Wilson won't be hearing from the NHL's Department of Player Safety, per ESPN's Katie Strang, so you can expect to see him at Verizon Center for Game 5 on Thursday night.
Per the rules of engagement, the Caps won Game 4 on Nicklas Backstrom's overtime goal, so they get to smile and strut and Wilson gets to be the BMOC, while the Islanders stew about opportunities missed (mostly on penalties to Wilson) and contemplate various revenge scenarios on their flight to Reagan International.
But maybe the best look at both sides of the issue comes from a guy who knows a thing or two about hitting, Matt Martin.
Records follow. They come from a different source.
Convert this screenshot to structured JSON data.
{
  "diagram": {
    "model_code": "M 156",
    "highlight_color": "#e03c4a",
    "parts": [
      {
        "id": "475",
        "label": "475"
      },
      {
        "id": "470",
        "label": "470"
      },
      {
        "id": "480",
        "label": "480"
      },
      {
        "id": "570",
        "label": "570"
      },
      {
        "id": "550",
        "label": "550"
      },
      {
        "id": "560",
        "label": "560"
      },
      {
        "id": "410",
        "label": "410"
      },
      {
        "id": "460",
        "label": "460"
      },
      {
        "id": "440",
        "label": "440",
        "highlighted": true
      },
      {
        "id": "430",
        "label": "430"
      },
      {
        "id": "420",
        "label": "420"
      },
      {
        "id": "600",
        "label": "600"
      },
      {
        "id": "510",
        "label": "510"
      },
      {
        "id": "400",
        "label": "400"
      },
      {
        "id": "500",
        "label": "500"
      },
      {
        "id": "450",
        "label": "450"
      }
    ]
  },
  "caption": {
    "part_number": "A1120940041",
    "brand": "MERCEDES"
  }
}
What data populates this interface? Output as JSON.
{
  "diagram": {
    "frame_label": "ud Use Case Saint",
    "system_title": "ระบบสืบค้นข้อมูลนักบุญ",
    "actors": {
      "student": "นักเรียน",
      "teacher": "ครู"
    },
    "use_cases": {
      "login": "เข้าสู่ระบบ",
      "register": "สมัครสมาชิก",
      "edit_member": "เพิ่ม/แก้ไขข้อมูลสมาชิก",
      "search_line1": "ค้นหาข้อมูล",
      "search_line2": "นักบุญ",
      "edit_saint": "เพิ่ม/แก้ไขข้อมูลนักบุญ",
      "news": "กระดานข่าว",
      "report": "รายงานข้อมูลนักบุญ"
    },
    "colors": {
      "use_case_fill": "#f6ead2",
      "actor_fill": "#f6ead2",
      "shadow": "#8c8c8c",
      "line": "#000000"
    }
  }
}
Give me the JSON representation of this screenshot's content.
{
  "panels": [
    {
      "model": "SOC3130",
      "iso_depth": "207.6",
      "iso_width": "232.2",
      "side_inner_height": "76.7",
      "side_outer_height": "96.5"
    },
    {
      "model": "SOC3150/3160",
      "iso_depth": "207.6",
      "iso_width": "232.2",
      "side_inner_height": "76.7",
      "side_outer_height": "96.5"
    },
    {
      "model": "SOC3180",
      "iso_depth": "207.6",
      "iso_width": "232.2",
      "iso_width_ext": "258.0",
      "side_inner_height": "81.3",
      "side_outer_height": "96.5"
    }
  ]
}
Again, via Strang:
"Obviously, it's a fine line," Martin said after Tuesday's optional practice at Nassau Coliseum. "You see one of our guys go down like that and you get a little upset, but at the same time you have to realize there's a lot at stake."
Said Martin: "The most important thing is winning. You want to be physical, but at the same time you have to be disciplined."
The series is tied at two games apiece. The best revenge for the Islanders would be taking a 3-2 lead back to Long Island.